LONDON - From January 2017, online home-sharing platform Airbnb will impose a 90-day annual limit for hosts in London.
This comes after a recently published study found that 23 per cent of Airbnb rental homes in the British capital were booked for more than 90 nights per year.
This amounted to 4,938 of its "entire home" London listings, said the Airbnb-commissioned study by British think-tank, the Institute for Public Policy Research (IPPR).
Under London's 2015 Deregulation Act, homes can be used for temporary sleeping accommodation without being considered commercial, as long as the total number of nights does not exceed 90 in a calendar year, and the host is liable to pay council tax.

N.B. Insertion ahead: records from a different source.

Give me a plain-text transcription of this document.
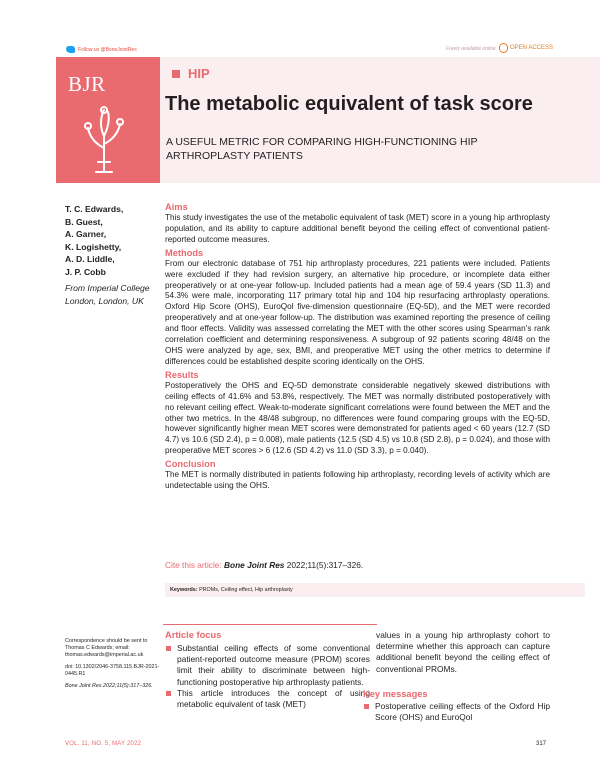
Follow us @BoneJointRes	Freely available online OPEN ACCESS
BJR	HIP
The metabolic equivalent of task score
A USEFUL METRIC FOR COMPARING HIGH-FUNCTIONING HIP ARTHROPLASTY PATIENTS
T. C. Edwards,
B. Guest,
A. Garner,
K. Logishetty,
A. D. Liddle,
J. P. Cobb
From Imperial College London, London, UK
Aims

This study investigates the use of the metabolic equivalent of task (MET) score in a young hip arthroplasty population, and its ability to capture additional benefit beyond the ceiling effect of conventional patient-reported outcome measures.

Methods

From our electronic database of 751 hip arthroplasty procedures, 221 patients were included. Patients were excluded if they had revision surgery, an alternative hip procedure, or incomplete data either preoperatively or at one-year follow-up. Included patients had a mean age of 59.4 years (SD 11.3) and 54.3% were male, incorporating 117 primary total hip and 104 hip resurfacing arthroplasty operations. Oxford Hip Score (OHS), EuroQol five-dimension questionnaire (EQ-5D), and the MET were recorded preoperatively and at one-year follow-up. The distribution was examined reporting the presence of ceiling and floor effects. Validity was assessed correlating the MET with the other scores using Spearman’s rank correlation coefficient and determining responsiveness. A subgroup of 92 patients scoring 48/48 on the OHS were analyzed by age, sex, BMI, and preoperative MET using the other metrics to determine if differences could be established despite scoring identically on the OHS.

Results

Postoperatively the OHS and EQ-5D demonstrate considerable negatively skewed distributions with ceiling effects of 41.6% and 53.8%, respectively. The MET was normally distributed postoperatively with no relevant ceiling effect. Weak-to-moderate significant correlations were found between the MET and the other two metrics. In the 48/48 subgroup, no differences were found comparing groups with the EQ-5D, however significantly higher mean MET scores were demonstrated for patients aged < 60 years (12.7 (SD 4.7) vs 10.6 (SD 2.4), p = 0.008), male patients (12.5 (SD 4.5) vs 10.8 (SD 2.8), p = 0.024), and those with preoperative MET scores > 6 (12.6 (SD 4.2) vs 11.0 (SD 3.3), p = 0.040).

Conclusion

The MET is normally distributed in patients following hip arthroplasty, recording levels of activity which are undetectable using the OHS.

Cite this article: Bone Joint Res 2022;11(5):317–326.
Keywords: PROMs, Ceiling effect, Hip arthroplasty

Correspondence should be sent to Thomas C Edwards; email: thomas.edwards@imperial.ac.uk

doi: 10.1302/2046-3758.115.BJR-2021-0445.R1

Bone Joint Res 2022;11(5):317–326.

Article focus
Substantial ceiling effects of some conventional patient-reported outcome measure (PROM) scores limit their ability to discriminate between high-functioning postoperative hip arthroplasty patients.
This article introduces the concept of using metabolic equivalent of task (MET)
values in a young hip arthroplasty cohort to determine whether this approach can capture additional benefit beyond the ceiling effect of conventional PROMs.
Key messages
Postoperative ceiling effects of the Oxford Hip Score (OHS) and EuroQol
VOL. 11, NO. 5, MAY 2022	317
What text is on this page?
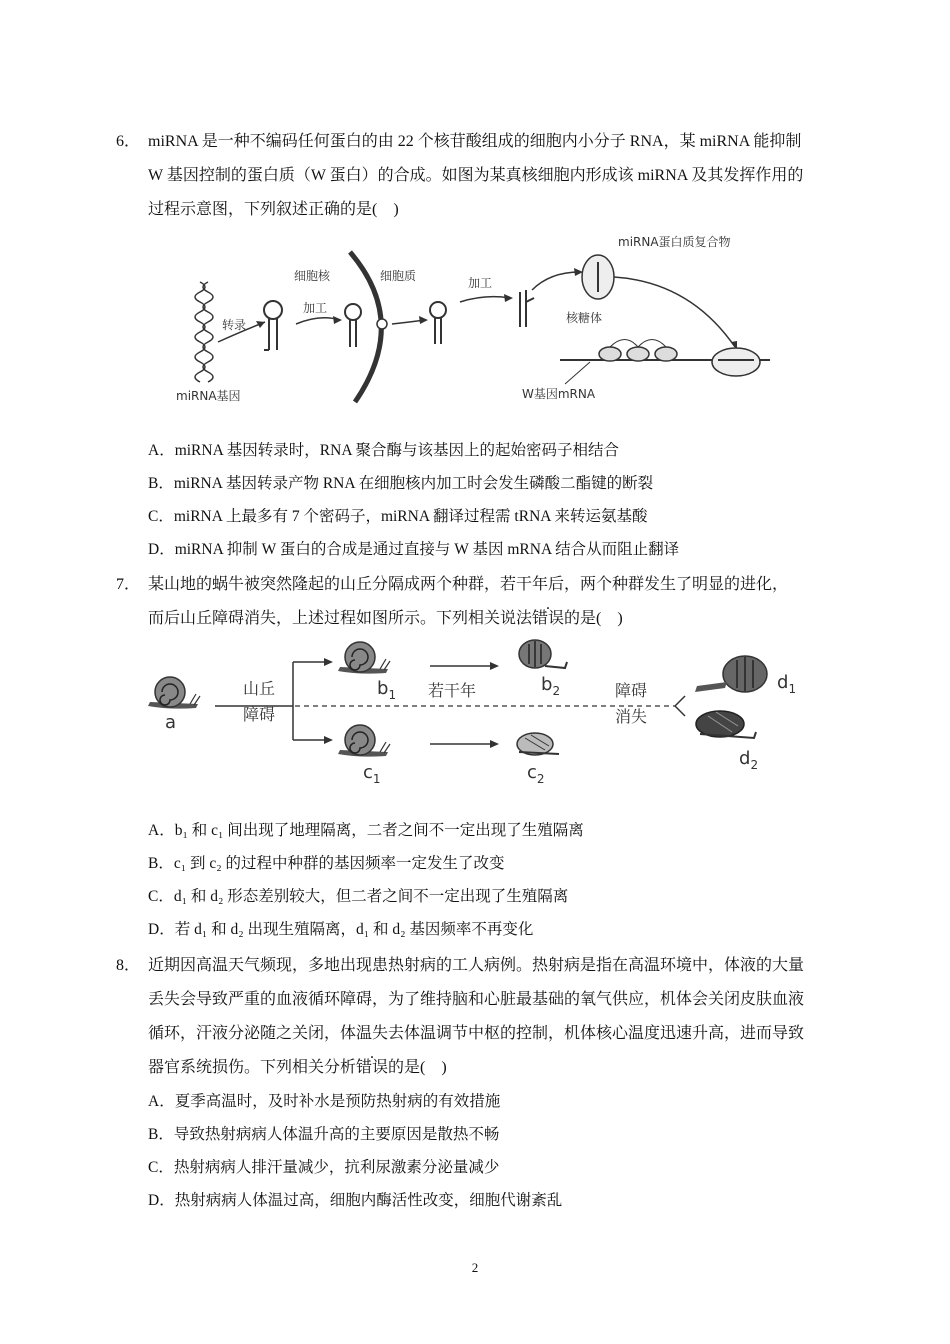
6． miRNA 是一种不编码任何蛋白的由 22 个核苷酸组成的细胞内小分子 RNA，某 miRNA 能抑制
W 基因控制的蛋白质（W 蛋白）的合成。如图为某真核细胞内形成该 miRNA 及其发挥作用的
过程示意图，下列叙述正确的是(　)
miRNA基因
转录
加工
细胞核	细胞质	加工
miRNA蛋白质复合物
核糖体
W基因mRNA
A．miRNA 基因转录时，RNA 聚合酶与该基因上的起始密码子相结合
B．miRNA 基因转录产物 RNA 在细胞核内加工时会发生磷酸二酯键的断裂
C．miRNA 上最多有 7 个密码子，miRNA 翻译过程需 tRNA 来转运氨基酸
D．miRNA 抑制 W 蛋白的合成是通过直接与 W 基因 mRNA 结合从而阻止翻译
7． 某山地的蜗牛被突然隆起的山丘分隔成两个种群，若干年后，两个种群发生了明显的进化，
而后山丘障碍消失，上述过程如图所示。下列相关说法错误的是(　)
a
山丘
障碍
$b_1$ 若干年	$b_2$
$c_1$	$c_2$
障碍
消失
$d_1$
$d_2$
A．b₁ 和 c₁ 间出现了地理隔离，二者之间不一定出现了生殖隔离
B．c₁ 到 c₂ 的过程中种群的基因频率一定发生了改变
C．d₁ 和 d₂ 形态差别较大，但二者之间不一定出现了生殖隔离
D．若 d₁ 和 d₂ 出现生殖隔离，d₁ 和 d₂ 基因频率不再变化
8． 近期因高温天气频现，多地出现患热射病的工人病例。热射病是指在高温环境中，体液的大量
丢失会导致严重的血液循环障碍，为了维持脑和心脏最基础的氧气供应，机体会关闭皮肤血液
循环，汗液分泌随之关闭，体温失去体温调节中枢的控制，机体核心温度迅速升高，进而导致
器官系统损伤。下列相关分析错误的是(　)
A．夏季高温时，及时补水是预防热射病的有效措施
B．导致热射病病人体温升高的主要原因是散热不畅
C．热射病病人排汗量减少，抗利尿激素分泌量减少
D．热射病病人体温过高，细胞内酶活性改变，细胞代谢紊乱
2
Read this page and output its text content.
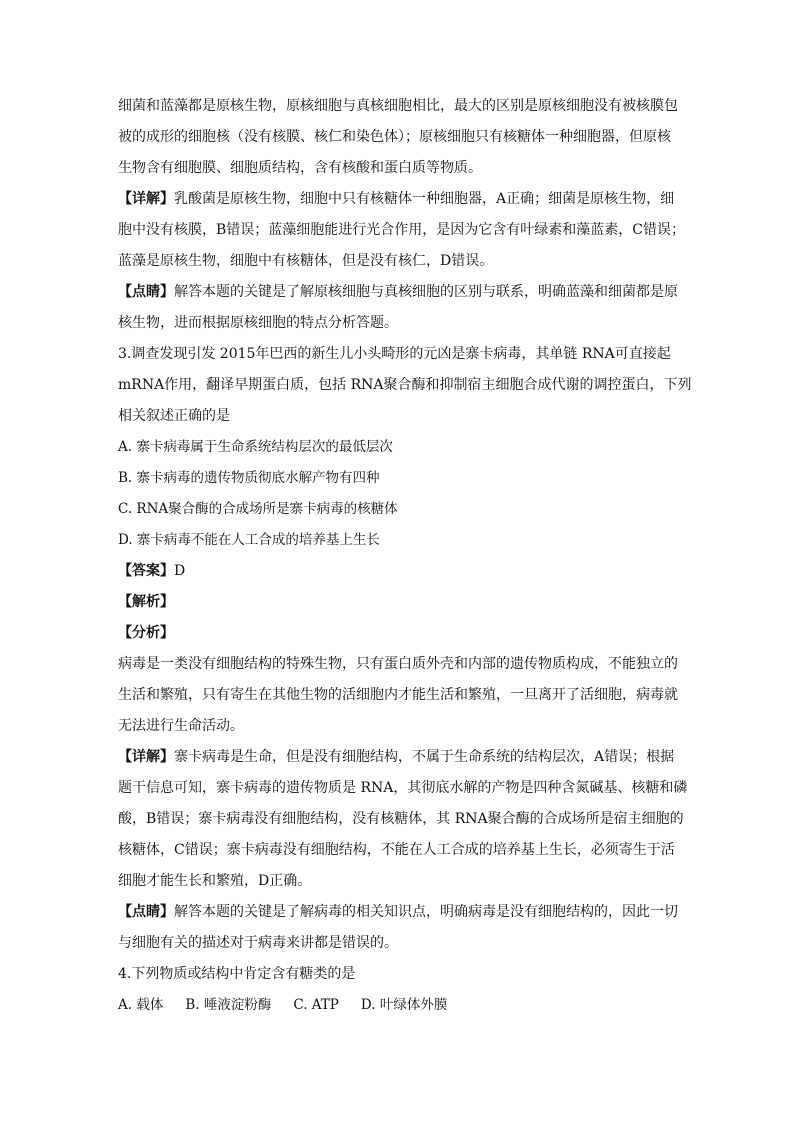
细菌和蓝藻都是原核生物，原核细胞与真核细胞相比，最大的区别是原核细胞没有被核膜包
被的成形的细胞核（没有核膜、核仁和染色体）；原核细胞只有核糖体一种细胞器，但原核
生物含有细胞膜、细胞质结构，含有核酸和蛋白质等物质。
【详解】乳酸菌是原核生物，细胞中只有核糖体一种细胞器，A正确；细菌是原核生物，细
胞中没有核膜，B错误；蓝藻细胞能进行光合作用，是因为它含有叶绿素和藻蓝素，C错误；
蓝藻是原核生物，细胞中有核糖体，但是没有核仁，D错误。
【点睛】解答本题的关键是了解原核细胞与真核细胞的区别与联系，明确蓝藻和细菌都是原
核生物，进而根据原核细胞的特点分析答题。
3.调查发现引发 2015年巴西的新生儿小头畸形的元凶是寨卡病毒，其单链 RNA可直接起
mRNA作用，翻译早期蛋白质，包括 RNA聚合酶和抑制宿主细胞合成代谢的调控蛋白，下列
相关叙述正确的是
A. 寨卡病毒属于生命系统结构层次的最低层次
B. 寨卡病毒的遗传物质彻底水解产物有四种
C. RNA聚合酶的合成场所是寨卡病毒的核糖体
D. 寨卡病毒不能在人工合成的培养基上生长
【答案】D
【解析】
【分析】
病毒是一类没有细胞结构的特殊生物，只有蛋白质外壳和内部的遗传物质构成，不能独立的
生活和繁殖，只有寄生在其他生物的活细胞内才能生活和繁殖，一旦离开了活细胞，病毒就
无法进行生命活动。
【详解】寨卡病毒是生命，但是没有细胞结构，不属于生命系统的结构层次，A错误；根据
题干信息可知，寨卡病毒的遗传物质是 RNA，其彻底水解的产物是四种含氮碱基、核糖和磷
酸，B错误；寨卡病毒没有细胞结构，没有核糖体，其 RNA聚合酶的合成场所是宿主细胞的
核糖体，C错误；寨卡病毒没有细胞结构，不能在人工合成的培养基上生长，必须寄生于活
细胞才能生长和繁殖，D正确。
【点睛】解答本题的关键是了解病毒的相关知识点，明确病毒是没有细胞结构的，因此一切
与细胞有关的描述对于病毒来讲都是错误的。
4.下列物质或结构中肯定含有糖类的是
A. 载体 B. 唾液淀粉酶 C. ATP D. 叶绿体外膜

The study also found that the majority of home listings in most London boroughs are booked for under 31 nights.
"The problem was that a website that was about people making a little money letting out rooms was being abused by professional landlords turning their properties into hotels by the back door," Mr Tom Copley, Labour's housing spokesman on the London assembly, told The Guardian.
Deputy London mayor for housing and residential development, James Murray, told Bloomberg in an e-mail statement that the move was "a very positive and sensible step forward".
He added that he has been in discussion with London Boroughs to "understand their concerns about enforcing existing legislation".
Airbnb's tweaks to its policy come at a time when the platform faces increasing pressure from cities and governments.
Elsewhere, hosts in Amsterdam will now need a licence to rent their homes for more than 60 days a year.
Airbnb will also promote a new tool in the Netherlands capital city for neighbours to share concerns about a home listing, including noise complaints.